The 1939 classic “Gone With the Wind” has been pulled from the HBO Max movie library in the wake of protests over the death of George Floyd, a black man who died while in police custody.

The film’s removal from the on-demand streaming service comes after cities across the country erupted in protests when a video surfaced that showed a police officer kneeling on Floyd’s neck for nearly nine minutes as he lay on a sidewalk during an arrest in Minneapolis.

AT&T’s WarnerMedia division, which owns HBO Max, said the movie could return to the library if it is presented with a “historical context.”

The movie is based on a book by Margaret Mitchell and chronicles the relationship of Scarlett O’Hara, the daughter of the owner of a Georgia plantation called Tara, and Rhett Butler.

The film won eight Academy Awards, including best picture. Actress Hattie McDaniel, who portrayed a slave called Mammy, won the best supporting actress award for the film, making her the first African American actor to win an Oscar.

The movie earned $402 million worldwide when it opened.
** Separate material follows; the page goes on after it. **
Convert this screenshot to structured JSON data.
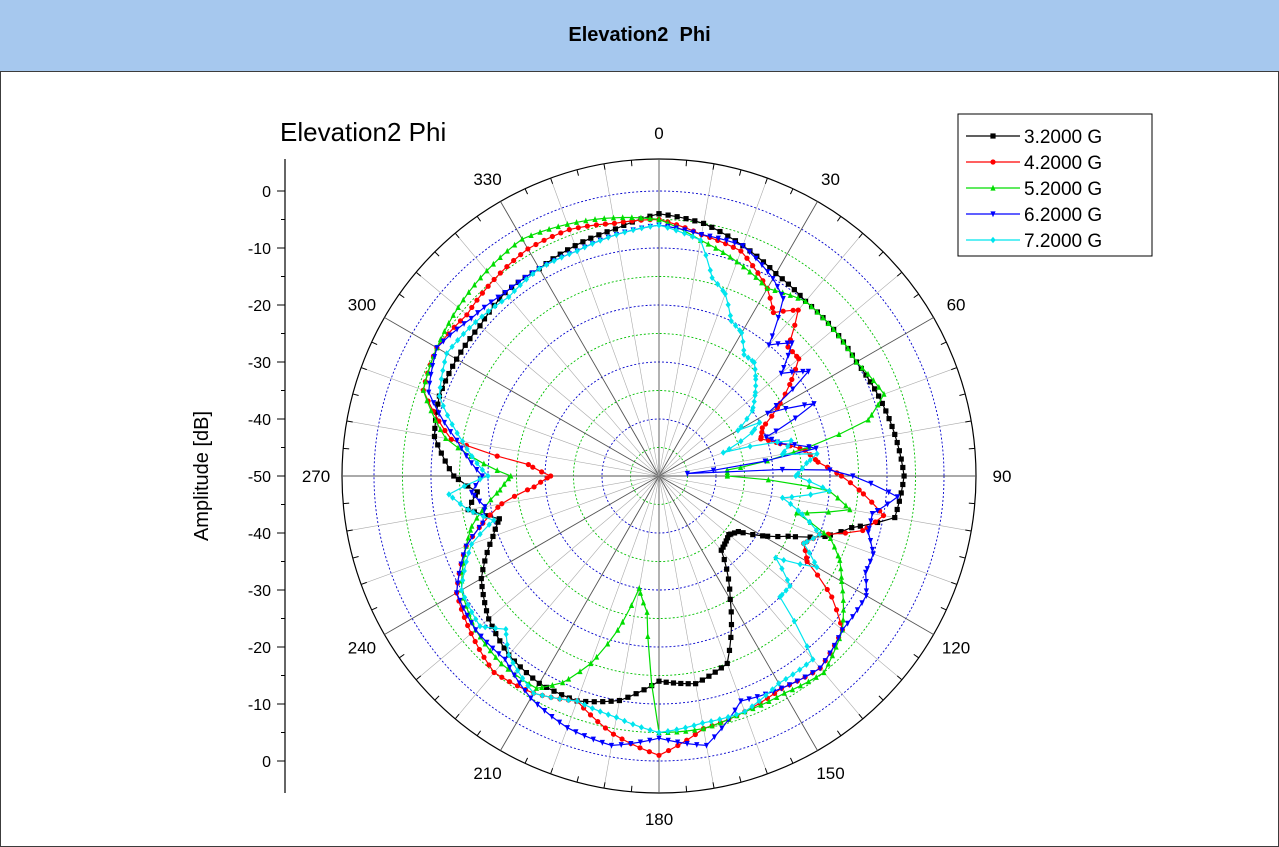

Adjusted for inflation and with ticket prices in today’s marketplace, “Gone With the Wind” would have grossed $3.44 billion, according to movieweb.com.
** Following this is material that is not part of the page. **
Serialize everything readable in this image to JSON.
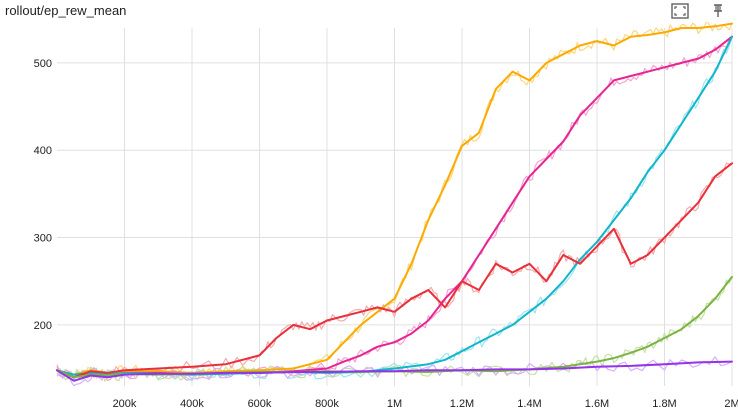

Detractors say the movie never addresses the issue of slavery and portrays slaves as happy with their existence on Southern plantations.

The film was pulled from HBO Max hours after an opinion piece by director John Ridley, who won an Oscar for the screenplay for the movie “12 Years a Slave,” was published in the Los Angeles Times. The piece called for the movie to be taken off HBO Max.

“It is a film that glorifies the antebellum South. It is a film that, when it is not ignoring the horrors of slavery, pauses only to perpetuate some of the most painful stereotypes of people of color.” Ridley wrote.

A spokesman for WarnerMedia, which owns HBO Max, told CNN that "Gone With the Wind" is "a product of its time and depicts some of the ethnic and racial prejudices that have, unfortunately, been commonplace in American society.”

The movie “will return with a discussion of its historical context and a denouncement of those very depictions,” the spokesman said.